Epiphany means something like a striking manifestation, or appearance, whereas Theophany refers specifically to a manifestation of God. In our Gospel today, Jesus is made manifest at the behest of Our Lady albeit in a less dramatic way, that is, not by a star, or a voice from heaven accompanied by the Holy Spirit descending in the form of a dove, but by granting His Mother’s request, miraculously providing, not just more wine, but the very best wine for the wedding feast, something known only to Himself, His Mother, and the servers. While there is much to unpack in this episode which, in St. John’s Gospel, marks the beginning of Jesus’ public ministry, let’s stick with what is perhaps most obvious- the direct connection between the Lord’s acceding to His Mother’s request by performing a miracle with Her on-going intercession on our behalf.

It seems fitting at the beginning of our annual week of Christian unity to give thanks to God that relations between Christians have improved so much over the last fifty years since the start of the Second Vatican Council. Nonetheless, even today, it is not uncommon for some of our non-Catholic sisters and brothers to ask us whether we worship the Blessed Virgin Mary. Of course, the simple answer to this question is “No.” Worship is due to God and God alone, Father, Son, and Holy Spirit. As far as the saints, those holy women and men who, throughout all the ages of the Church, have shown us concretely what it means to be a disciple of Jesus Christ, we venerate them, that is, hold them in high regard, look to them as examples, and ask them to pray for us, to intercede on our behalf. While we do much the same when it comes to the Blessed Virgin Mary, She falls into a category all her own.

Jesus summarized the Ten Commandments in His Two Great Commandments- to love God with all our heart, might, mind, and strength, and to love our neighbor as ourselves, giving us His radical and challenging definition of neighbor in the Parable of the Good Samaritan. The first three commandments (i.e., worshipping God and God alone, not taking God’s name in vain, and Sabbath observance) are about loving God. The final seven are about how we relate to our fellow human beings. The fourth commandment, which enjoins us to honor our parents, like the Blessed Virgin, occupies a unique place, falling between the commandments about loving God and those about loving our neighbor. This, in turn, helps us to recognize the singular place parents occupy in the lives of their children. It also points us to unique role of the Blessed Virgin in God’s plan of salvation.

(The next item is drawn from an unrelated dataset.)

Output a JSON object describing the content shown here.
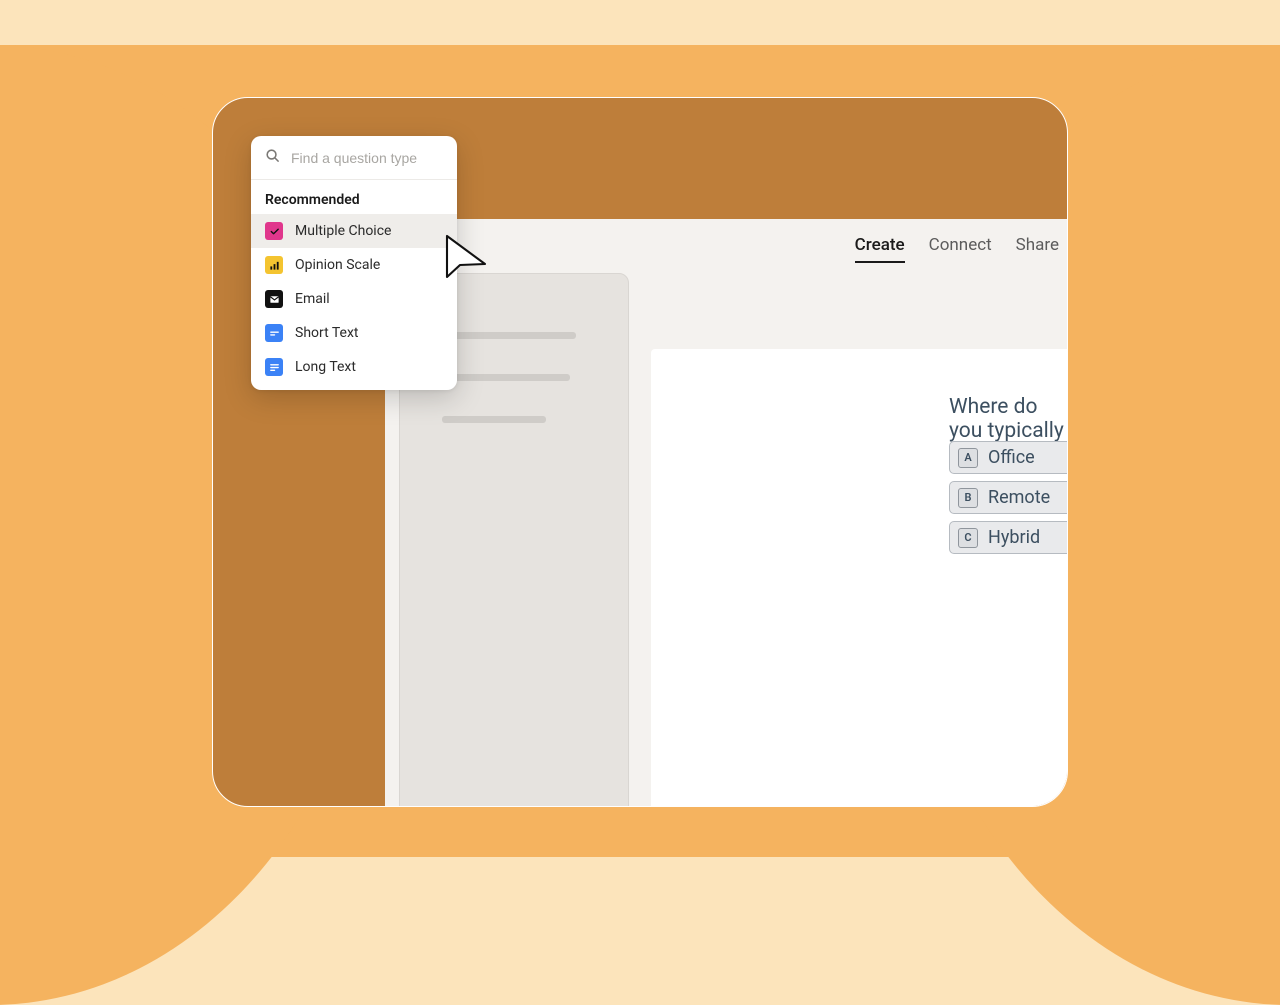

Pentecost window- The Cathedral of the Madeleine

The Greek word for the worship, or more accurately, the adoration, that is due to God and God alone is latria. Similarly, the Greek word for the veneration we give to the saints is dulia. The very cool Greek term used to describe the uniqueness of our relationship to Our Lady is hyperdulia, which means something like “super” veneration, which falls short of worship, but consists of more than veneration.

The stained glass window on the East side of the Cathedral, the second window to the South of the Resurrection window, is typical of the Church’s iconography of Pentecost, which most often depicts our Blessed Mother in the middle of the disciples, when, in fulfillment of Her Son’s promise, the Holy Spirit descends on them, appearing, not as a dove, but as tongues of fire (Acts 2:1-3). In our reading from First Corinthians we find St. Paul’s explanation of the role of the Spirit in the life of the Church and of the individual Christian.

Regarding the Holy Spirit, it is important to note something St. Paul wrote in his Second Letter to the Corinthians, namely that “the Lord is the Spirit” (2 Cor. 3:17a), which is what we profess in the Creed when we acknowledge the Holy Spirit as Dóminum et vivificántem, or, “the Lord, the giver of life.” However, we do not profess the Holy Spirit as Lord in such a way as to negate what we profess earlier in the Creed: “I believe in one Lord, Jesus Christ.” Something written quite a few years ago by theologian and New Testament scholar Luke Timothy Johnson helps us to reconcile this: “The Holy Spirit is the mode of Jesus’ resurrection presence to the world” (Living Jesus 15). The word “mode” is a little technical, but simply means “way.” So the Holy Spirit is the “way” Jesus remains present in and for the world. Of course, the primary actions of the Holy Spirit that make Jesus present in and for the world are the sacraments, especially the Eucharist of which we partake and from whence, empowered by the Spirit, we are sent out to make Jesus manifest. It is the Holy Spirit that impels us to heed the exhortation of today’s Psalm response: “Proclaim his marvelous deeds to all the nations.”

In our reading from First Corinthians St. Paul does not undertake to set forth a comprehensive list of spiritual gifts, but give to give the Church at Corinth an idea of the great diversity of the Spirit’s many, perhaps innumerable, gifts. Moreover, he insists that the Spirit gives all the baptized some “manifestation of the Spirit… for some benefit” (1 Cor. 12:7). Just as the great gift of the Eucharist is misconceived if we see it as an end in itself, so are the gifts given us by the Spirit. We need to be good stewards of the gifts the Spirit bestows on each one of us. This requires us to discern our gifts and then put them to good and constant use as our way of making Jesus manifest. It is in this way that we heed Our Lady’s admonition, “Do whatever he tells you” (John 2:7). This is why it is fruitful to pray often: Veni Sancte Spiritus, veni per Mariam- “Come Holy Spirit, come through Mary.”